Typische Unfallmuster und betroffene Gebiete

Die Mehrheit der Unfälle ereignete sich in den frühen Morgen- oder späten Abendstunden. Dies sind die Zeiten, in denen Wildtiere, insbesondere Rehe und Wildschweine, am aktivsten sind und häufig die Fahrbahn queren. Besonders betroffen waren ländliche Straßen, die an Wälder oder Felder grenzen. Diese Gebiete sind bekanntermaßen Wildwechselzonen und erfordern erhöhte Aufmerksamkeit von Verkehrsteilnehmern.

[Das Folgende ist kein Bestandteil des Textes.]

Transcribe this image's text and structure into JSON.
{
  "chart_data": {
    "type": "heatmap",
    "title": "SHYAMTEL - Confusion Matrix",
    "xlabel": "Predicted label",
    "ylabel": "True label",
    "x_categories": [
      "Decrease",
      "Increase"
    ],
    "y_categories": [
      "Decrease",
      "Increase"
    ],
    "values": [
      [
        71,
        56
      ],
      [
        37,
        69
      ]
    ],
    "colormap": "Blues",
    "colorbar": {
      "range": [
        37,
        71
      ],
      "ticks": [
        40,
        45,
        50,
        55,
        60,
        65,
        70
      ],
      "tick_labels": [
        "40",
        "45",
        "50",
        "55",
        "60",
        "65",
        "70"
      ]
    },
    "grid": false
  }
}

Prävention: Tipps zur Vermeidung von Wildunfällen

Um das Risiko von Wildunfällen zu minimieren, gibt die Polizei wichtige Hinweise:

  • Tempo anpassen: Reduzieren Sie die Geschwindigkeit, besonders in waldreichen Gebieten und auf Landstraßen, vor allem in der Dämmerung und nachts.
  • Wildwechsel-Schilder beachten: Diese Warnhinweise markieren bekannte Wildwechselzonen und erfordern besondere Vorsicht.
  • Augen offen halten: Achten Sie auf leuchtende Tieraugen am Straßenrand oder plötzliches Queren der Straße, um frühzeitig reagieren zu können.
  • Fernlicht richtig einsetzen: Nutzen Sie das Fernlicht auf freier Strecke, um Tiere besser zu erkennen. Bei Gegenverkehr oder Nebel ist es jedoch abzublenden.
  • Nicht ausweichen: Ist ein Zusammenstoß unvermeidbar, sollte kontrolliert gebremst werden. Unkontrolliertes Ausweichen kann zu schwereren Unfällen führen.

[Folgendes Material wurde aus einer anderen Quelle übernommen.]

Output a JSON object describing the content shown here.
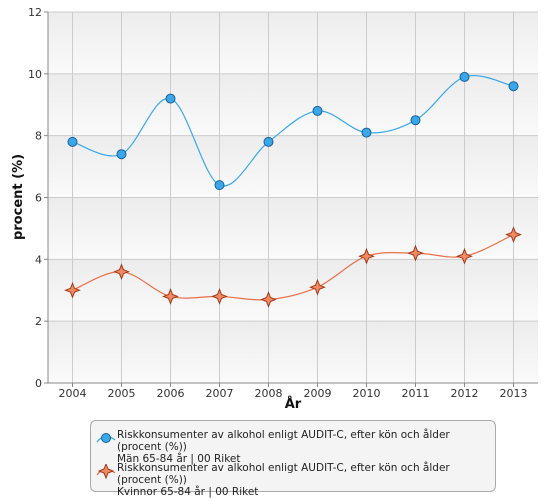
{
  "chart_data": {
    "type": "line",
    "x_label": "År",
    "y_label": "procent (%)",
    "categories": [
      "2004",
      "2005",
      "2006",
      "2007",
      "2008",
      "2009",
      "2010",
      "2011",
      "2012",
      "2013"
    ],
    "series": [
      {
        "name": "Riskkonsumenter av alkohol enligt AUDIT-C, efter kön och ålder (procent (%))\nMän 65-84 år | 00 Riket",
        "color": "#3aa8e8",
        "marker": "circle",
        "values": [
          7.8,
          7.4,
          9.2,
          6.4,
          7.8,
          8.8,
          8.1,
          8.5,
          9.9,
          9.6
        ]
      },
      {
        "name": "Riskkonsumenter av alkohol enligt AUDIT-C, efter kön och ålder (procent (%))\nKvinnor 65-84 år | 00 Riket",
        "color": "#e8704a",
        "marker": "star",
        "values": [
          3.0,
          3.6,
          2.8,
          2.8,
          2.7,
          3.1,
          4.1,
          4.2,
          4.1,
          4.8
        ]
      }
    ],
    "ylim": [
      0,
      12
    ],
    "yticks": [
      0,
      2,
      4,
      6,
      8,
      10,
      12
    ],
    "grid": true,
    "legend": "bottom"
  }
}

Verhalten nach einem Wildunfall

Sollte es trotz aller Vorsichtsmaßnahmen zu einem Wildunfall kommen, ist das richtige Verhalten entscheidend:

  1. Unfallstelle sichern: Schalten Sie die Warnblinkanlage ein, stellen Sie das Warndreieck auf und ziehen Sie eine Warnweste an.
  2. Polizei verständigen: Informieren Sie umgehend die Polizei. Dies gilt auch, wenn das Tier nach dem Zusammenstoß flüchtet.
  3. Tier nicht anfassen: Berühren Sie das verletzte oder tote Tier nicht, um sich selbst oder andere nicht zu gefährden und mögliche Krankheitsübertragungen zu vermeiden.

Diese Maßnahmen dienen der eigenen Sicherheit und der ordnungsgemäßen Abwicklung des Unfalls.